The National Solidarity, Brotherhood and Democracy Commission has presented a report to the public on the work it has carried out since 5 August, including a number of recommendations on what parliament should do.
The report states that problems cannot be resolved through security-focused policies and that democratization is therefore essential to addressing these issues. This assessment is accurate. However, because the report refers to democratization in general terms, it does not specify which concrete problems this process is meant to resolve. As a result, the report remains at the level of general claims and fails to put forward tangible proposals that could lead to solutions. Although some legal changes are mentioned, the content of these changes is not clearly defined. In short, the fundamental issue, the Kurdish question, is not named, and the steps required to address this problem are avoided.
The Kurdish question cannot be resolved through piecemeal amendments to individual laws. What is needed are steps that recognize Kurdish existence and enable this existence to organize itself in all respects, gaining social and political embodiment. When a Kurdish reality takes shape on the basis of freedom of identity, language and culture, its integration with the Republic of Turkey can be achieved more easily. The state itself knows best that there is a serious rupture between Kurds and the Republic of Turkey. Democratic integration would eliminate this rupture. This, in turn, would also realize the social cohesion referred to in the report.
From this perspective, the central issue that must be addressed after the publication of the report is the adoption of the steps required to achieve democratic integration. Otherwise, what remains will be little more than demagoguery and empty rhetoric, with no meaningful progress toward resolving the problems at hand.
The report directly concerns Kurds and democratic forces, and both have responded with criticism. There was an expectation that the report would offer clearer assessments and more concrete proposals. When this did not materialize, a critical response emerged. This criticism centers on the view that the commission failed to present a report commensurate with its historical responsibility. Even so, the steps to be taken by the political establishment and parliament in the aftermath of the report are seen as crucial. Following the report, attention has now turned to parliament.
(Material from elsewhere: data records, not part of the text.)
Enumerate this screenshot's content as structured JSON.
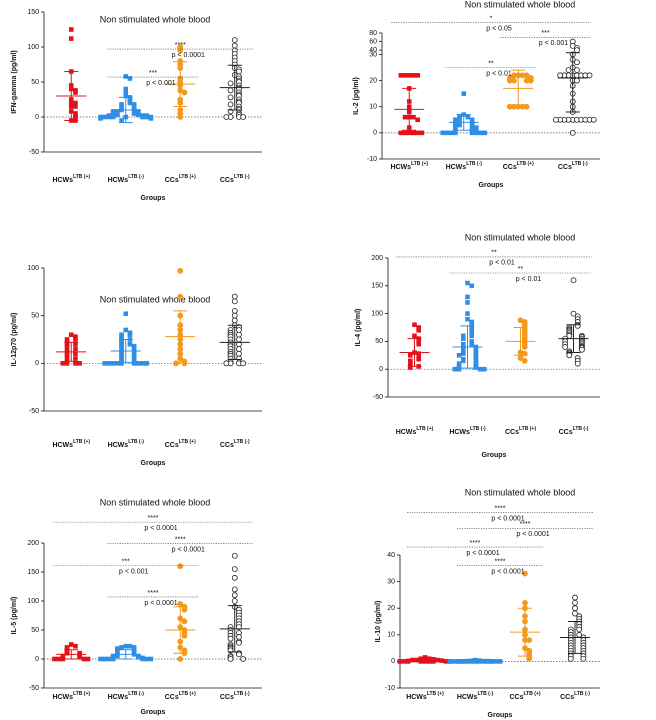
{
  "chart_data": [
    {
      "type": "strip",
      "title": "Non stimulated whole blood",
      "ylabel": "IFN-gamma (pg/ml)",
      "xlabel": "Groups",
      "categories": [
        "HCWs",
        "HCWs",
        "CCs",
        "CCs"
      ],
      "category_superscripts": [
        "LTB (+)",
        "LTB (-)",
        "LTB (+)",
        "LTB (-)"
      ],
      "ylim": [
        -50,
        150
      ],
      "yticks": [
        -50,
        0,
        50,
        100,
        150
      ],
      "series": [
        {
          "color": "#e3121b",
          "marker": "square",
          "filled": true,
          "mean": 30,
          "sd": 35,
          "values": [
            125,
            112,
            65,
            45,
            40,
            38,
            35,
            25,
            20,
            20,
            15,
            15,
            8,
            5,
            3,
            0,
            -5,
            -5
          ]
        },
        {
          "color": "#2f8fe6",
          "marker": "square",
          "filled": true,
          "mean": 10,
          "sd": 18,
          "values": [
            58,
            55,
            40,
            35,
            30,
            28,
            25,
            22,
            20,
            18,
            18,
            15,
            15,
            12,
            12,
            10,
            10,
            8,
            8,
            8,
            5,
            5,
            5,
            5,
            3,
            3,
            3,
            2,
            2,
            2,
            0,
            0,
            0,
            0,
            0,
            0,
            0,
            0,
            -2,
            -2,
            -5
          ]
        },
        {
          "color": "#f39a1e",
          "marker": "circle",
          "filled": true,
          "mean": 47,
          "sd": 32,
          "values": [
            100,
            95,
            80,
            75,
            70,
            55,
            50,
            45,
            38,
            35,
            25,
            20,
            10,
            5,
            0
          ]
        },
        {
          "color": "#222222",
          "marker": "circle",
          "filled": false,
          "mean": 42,
          "sd": 32,
          "values": [
            110,
            102,
            95,
            90,
            85,
            80,
            75,
            70,
            68,
            65,
            60,
            58,
            55,
            52,
            50,
            48,
            45,
            42,
            40,
            38,
            35,
            32,
            30,
            28,
            25,
            22,
            20,
            18,
            15,
            12,
            10,
            8,
            5,
            3,
            0,
            0,
            0,
            0
          ]
        }
      ],
      "annotations": [
        {
          "groups": [
            1,
            3
          ],
          "y": 97,
          "stars": "****",
          "label": "p < 0.0001"
        },
        {
          "groups": [
            1,
            2
          ],
          "y": 57,
          "stars": "***",
          "label": "p < 0.001"
        }
      ]
    },
    {
      "type": "strip",
      "title": "Non stimulated whole blood",
      "ylabel": "IL-2 (pg/ml)",
      "xlabel": "Groups",
      "categories": [
        "HCWs",
        "HCWs",
        "CCs",
        "CCs"
      ],
      "category_superscripts": [
        "LTB (+)",
        "LTB (-)",
        "LTB (+)",
        "LTB (-)"
      ],
      "ylim": [
        -10,
        80
      ],
      "yticks": [
        -10,
        0,
        10,
        20,
        30,
        40,
        60,
        80
      ],
      "ybreak": 30,
      "series": [
        {
          "color": "#e3121b",
          "marker": "square",
          "filled": true,
          "mean": 9,
          "sd": 8,
          "values": [
            22,
            22,
            22,
            22,
            22,
            17,
            12,
            10,
            8,
            6,
            6,
            6,
            5,
            2,
            0,
            0,
            0,
            0,
            0,
            0
          ]
        },
        {
          "color": "#2f8fe6",
          "marker": "square",
          "filled": true,
          "mean": 4,
          "sd": 3,
          "values": [
            15,
            7,
            6,
            6,
            5,
            5,
            5,
            4,
            4,
            3,
            3,
            3,
            2,
            2,
            2,
            1,
            1,
            1,
            0,
            0,
            0,
            0,
            0,
            0,
            0,
            0
          ]
        },
        {
          "color": "#f39a1e",
          "marker": "circle",
          "filled": true,
          "mean": 17,
          "sd": 7,
          "values": [
            22,
            22,
            22,
            22,
            21,
            21,
            20,
            20,
            20,
            20,
            10,
            10,
            10,
            10,
            10
          ]
        },
        {
          "color": "#222222",
          "marker": "circle",
          "filled": false,
          "mean": 21,
          "sd": 13,
          "values": [
            60,
            50,
            45,
            40,
            30,
            28,
            27,
            25,
            24,
            24,
            22,
            22,
            22,
            22,
            22,
            22,
            22,
            22,
            20,
            20,
            18,
            15,
            12,
            10,
            8,
            5,
            5,
            5,
            5,
            5,
            5,
            5,
            5,
            5,
            5,
            0
          ]
        }
      ],
      "annotations": [
        {
          "groups": [
            0,
            3
          ],
          "y": 104,
          "stars": "*",
          "label": "p < 0.05"
        },
        {
          "groups": [
            2,
            3
          ],
          "y": 70,
          "stars": "***",
          "label": "p < 0.001"
        },
        {
          "groups": [
            1,
            2
          ],
          "y": 25,
          "stars": "**",
          "label": "p < 0.01"
        }
      ]
    },
    {
      "type": "strip",
      "title": "Non stimulated whole blood",
      "ylabel": "IL-12p70 (pg/ml)",
      "xlabel": "Groups",
      "categories": [
        "HCWs",
        "HCWs",
        "CCs",
        "CCs"
      ],
      "category_superscripts": [
        "LTB (+)",
        "LTB (-)",
        "LTB (+)",
        "LTB (-)"
      ],
      "ylim": [
        -50,
        100
      ],
      "yticks": [
        -50,
        0,
        50,
        100
      ],
      "series": [
        {
          "color": "#e3121b",
          "marker": "square",
          "filled": true,
          "mean": 12,
          "sd": 10,
          "values": [
            30,
            28,
            25,
            25,
            22,
            20,
            20,
            18,
            15,
            15,
            12,
            10,
            10,
            8,
            5,
            5,
            2,
            0,
            0,
            0,
            0
          ]
        },
        {
          "color": "#2f8fe6",
          "marker": "square",
          "filled": true,
          "mean": 13,
          "sd": 12,
          "values": [
            52,
            35,
            32,
            30,
            30,
            28,
            25,
            25,
            22,
            20,
            20,
            18,
            18,
            15,
            15,
            12,
            12,
            10,
            10,
            8,
            8,
            5,
            5,
            3,
            2,
            0,
            0,
            0,
            0,
            0,
            0,
            0,
            0,
            0
          ]
        },
        {
          "color": "#f39a1e",
          "marker": "circle",
          "filled": true,
          "mean": 28,
          "sd": 27,
          "values": [
            97,
            70,
            50,
            40,
            35,
            30,
            25,
            20,
            15,
            10,
            5,
            2,
            0,
            0
          ]
        },
        {
          "color": "#222222",
          "marker": "circle",
          "filled": false,
          "mean": 22,
          "sd": 18,
          "values": [
            70,
            65,
            55,
            50,
            45,
            40,
            38,
            35,
            35,
            32,
            30,
            30,
            28,
            25,
            25,
            22,
            20,
            20,
            18,
            15,
            15,
            12,
            10,
            10,
            8,
            5,
            5,
            2,
            0,
            0,
            0,
            0
          ]
        }
      ],
      "annotations": []
    },
    {
      "type": "strip",
      "title": "Non stimulated whole blood",
      "ylabel": "IL-4 (pg/ml)",
      "xlabel": "Groups",
      "categories": [
        "HCWs",
        "HCWs",
        "CCs",
        "CCs"
      ],
      "category_superscripts": [
        "LTB (+)",
        "LTB (-)",
        "LTB (+)",
        "LTB (-)"
      ],
      "ylim": [
        -50,
        200
      ],
      "yticks": [
        -50,
        0,
        50,
        100,
        150,
        200
      ],
      "series": [
        {
          "color": "#e3121b",
          "marker": "square",
          "filled": true,
          "mean": 30,
          "sd": 25,
          "values": [
            80,
            75,
            70,
            60,
            55,
            50,
            45,
            30,
            28,
            25,
            20,
            18,
            15,
            12,
            10,
            5,
            5,
            3
          ]
        },
        {
          "color": "#2f8fe6",
          "marker": "square",
          "filled": true,
          "mean": 40,
          "sd": 38,
          "values": [
            155,
            150,
            130,
            120,
            100,
            90,
            85,
            80,
            75,
            70,
            65,
            60,
            60,
            55,
            50,
            45,
            45,
            40,
            40,
            35,
            35,
            30,
            30,
            28,
            25,
            25,
            22,
            20,
            18,
            15,
            15,
            12,
            10,
            10,
            8,
            5,
            5,
            3,
            2,
            0,
            0,
            0,
            0
          ]
        },
        {
          "color": "#f39a1e",
          "marker": "circle",
          "filled": true,
          "mean": 50,
          "sd": 25,
          "values": [
            88,
            85,
            80,
            75,
            70,
            65,
            60,
            55,
            50,
            45,
            40,
            30,
            28,
            20,
            15
          ]
        },
        {
          "color": "#222222",
          "marker": "circle",
          "filled": false,
          "mean": 55,
          "sd": 25,
          "values": [
            160,
            100,
            95,
            90,
            85,
            80,
            78,
            75,
            72,
            70,
            68,
            65,
            62,
            60,
            60,
            58,
            55,
            55,
            52,
            50,
            50,
            48,
            45,
            45,
            42,
            40,
            40,
            38,
            35,
            32,
            30,
            28,
            25,
            20,
            15,
            10
          ]
        }
      ],
      "annotations": [
        {
          "groups": [
            0,
            3
          ],
          "y": 202,
          "stars": "**",
          "label": "p < 0.01"
        },
        {
          "groups": [
            1,
            3
          ],
          "y": 173,
          "stars": "**",
          "label": "p < 0.01"
        }
      ]
    },
    {
      "type": "strip",
      "title": "Non stimulated whole blood",
      "ylabel": "IL-5 (pg/ml)",
      "xlabel": "Groups",
      "categories": [
        "HCWs",
        "HCWs",
        "CCs",
        "CCs"
      ],
      "category_superscripts": [
        "LTB (+)",
        "LTB (-)",
        "LTB (+)",
        "LTB (-)"
      ],
      "ylim": [
        -50,
        200
      ],
      "yticks": [
        -50,
        0,
        50,
        100,
        150,
        200
      ],
      "series": [
        {
          "color": "#e3121b",
          "marker": "square",
          "filled": true,
          "mean": 8,
          "sd": 8,
          "values": [
            25,
            22,
            20,
            18,
            15,
            12,
            10,
            10,
            8,
            5,
            5,
            3,
            2,
            0,
            0,
            0,
            0,
            0
          ]
        },
        {
          "color": "#2f8fe6",
          "marker": "square",
          "filled": true,
          "mean": 8,
          "sd": 8,
          "values": [
            22,
            22,
            20,
            20,
            18,
            15,
            15,
            12,
            10,
            10,
            8,
            8,
            5,
            5,
            5,
            3,
            3,
            2,
            0,
            0,
            0,
            0,
            0,
            0,
            0
          ]
        },
        {
          "color": "#f39a1e",
          "marker": "circle",
          "filled": true,
          "mean": 50,
          "sd": 40,
          "values": [
            160,
            95,
            90,
            85,
            70,
            65,
            55,
            50,
            45,
            40,
            30,
            20,
            15,
            10,
            0
          ]
        },
        {
          "color": "#222222",
          "marker": "circle",
          "filled": false,
          "mean": 52,
          "sd": 40,
          "values": [
            178,
            155,
            140,
            120,
            110,
            100,
            90,
            85,
            80,
            75,
            70,
            65,
            60,
            55,
            55,
            50,
            45,
            45,
            40,
            38,
            35,
            30,
            28,
            25,
            22,
            20,
            18,
            15,
            10,
            8,
            5,
            3,
            0,
            0
          ]
        }
      ],
      "annotations": [
        {
          "groups": [
            0,
            3
          ],
          "y": 236,
          "stars": "****",
          "label": "p < 0.0001"
        },
        {
          "groups": [
            1,
            3
          ],
          "y": 199,
          "stars": "****",
          "label": "p < 0.0001"
        },
        {
          "groups": [
            0,
            2
          ],
          "y": 161,
          "stars": "***",
          "label": "p < 0.001"
        },
        {
          "groups": [
            1,
            2
          ],
          "y": 107,
          "stars": "****",
          "label": "p < 0.0001"
        }
      ]
    },
    {
      "type": "strip",
      "title": "Non stimulated whole blood",
      "ylabel": "IL-10 (pg/ml)",
      "xlabel": "Groups",
      "categories": [
        "HCWs",
        "HCWs",
        "CCs",
        "CCs"
      ],
      "category_superscripts": [
        "LTB (+)",
        "LTB (-)",
        "LTB (+)",
        "LTB (-)"
      ],
      "ylim": [
        -10,
        40
      ],
      "yticks": [
        -10,
        0,
        10,
        20,
        30,
        40
      ],
      "series": [
        {
          "color": "#e3121b",
          "marker": "square",
          "filled": true,
          "mean": 0.4,
          "sd": 0.5,
          "values": [
            1.5,
            1,
            1,
            0.8,
            0.5,
            0.5,
            0.5,
            0.3,
            0.2,
            0,
            0,
            0,
            0,
            0,
            0,
            0,
            0,
            0
          ]
        },
        {
          "color": "#2f8fe6",
          "marker": "square",
          "filled": true,
          "mean": 0.1,
          "sd": 0.2,
          "values": [
            0.5,
            0.3,
            0.2,
            0.1,
            0.1,
            0.1,
            0,
            0,
            0,
            0,
            0,
            0,
            0,
            0,
            0,
            0,
            0,
            0,
            0,
            0,
            0,
            0
          ]
        },
        {
          "color": "#f39a1e",
          "marker": "circle",
          "filled": true,
          "mean": 11,
          "sd": 9,
          "values": [
            33,
            22,
            20,
            17,
            15,
            12,
            10,
            8,
            8,
            5,
            4,
            3,
            2,
            1
          ]
        },
        {
          "color": "#222222",
          "marker": "circle",
          "filled": false,
          "mean": 9,
          "sd": 6,
          "values": [
            24,
            22,
            20,
            18,
            17,
            16,
            15,
            14,
            13,
            12,
            12,
            11,
            10,
            10,
            9,
            9,
            8,
            8,
            7,
            7,
            6,
            6,
            5,
            5,
            4,
            4,
            3,
            3,
            2,
            2,
            1,
            1
          ]
        }
      ],
      "annotations": [
        {
          "groups": [
            0,
            3
          ],
          "y": 56,
          "stars": "****",
          "label": "p < 0.0001"
        },
        {
          "groups": [
            1,
            3
          ],
          "y": 50,
          "stars": "****",
          "label": "p < 0.0001"
        },
        {
          "groups": [
            0,
            2
          ],
          "y": 43,
          "stars": "****",
          "label": "p < 0.0001"
        },
        {
          "groups": [
            1,
            2
          ],
          "y": 36,
          "stars": "****",
          "label": "p < 0.0001"
        }
      ]
    }
  ]
}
In another sense, the report amounts to implicit admission of the wrong policies and practices pursued by the Justice and Development Party (AKP)–Nationalist Movement Party (MHP) government, particularly over the past decade. Many observers have long argued that if the government were to lift the arbitrary restrictions it has imposed, some developments could take place immediately. If the Justice and Development Party government were to abandon its past obstructive practices and negative stance, this would amount to a form of self-criticism and an acknowledgment of its own mistakes.
If, after this report, the government fails to implement what is required, it would be acting outside the bounds of the law and forfeiting its legitimacy. For this reason, the rulings of the European Court of Human Rights (ECtHR) and the Constitutional Court must be implemented without delay and without any pretext. A government, judiciary, or administration that fails to do so would itself be committing an unlawful act.
It is contradictory to speak of democratization, rights, law and justice, freedoms, the freedom of differences and pluralism, while at the same time making these principles conditional. These are the rights people are born with. Yet there are rights that continue to be denied and violated, above all the right to education in one’s mother tongue. To subject such rights to conditions amounts to an apology that only compounds the wrongdoing. The report contains other examples of this kind as well, and they have already drawn criticism from many quarters, particularly from legal experts.
The key concept in this process is “democratic integration.” Abdullah Öcalan, the chief negotiator of the Kurdish people, has called for steps to be taken to realize democratic integration. Pervin Buldan, a member of the Peoples’ Equality and Democracy Party (DEM Party) delegation that visited Imralı, explained to the press what Öcalan means by democratic integration. She said that democratic integration can be achieved through measures such as local democratic self-administration, education in the mother tongue, recognition of Kurdish existence, and a proper definition of citizenship. The very notion of integration being democratic means the recognition of Kurds’ fundamental democratic rights. Contrary to the distortions put forward by some, this is not an understanding of integration based on denial and assimilation, or on the rejection of self-administration.
Democratic integration represents a contemporary and democratic approach to resolving issues such as the Kurdish question. Only in this way can problems be addressed at their roots. For this reason, moving toward a solution on the basis of democratic integration would not only help resolve the problems themselves, but would also ease the broader anxieties surrounding them.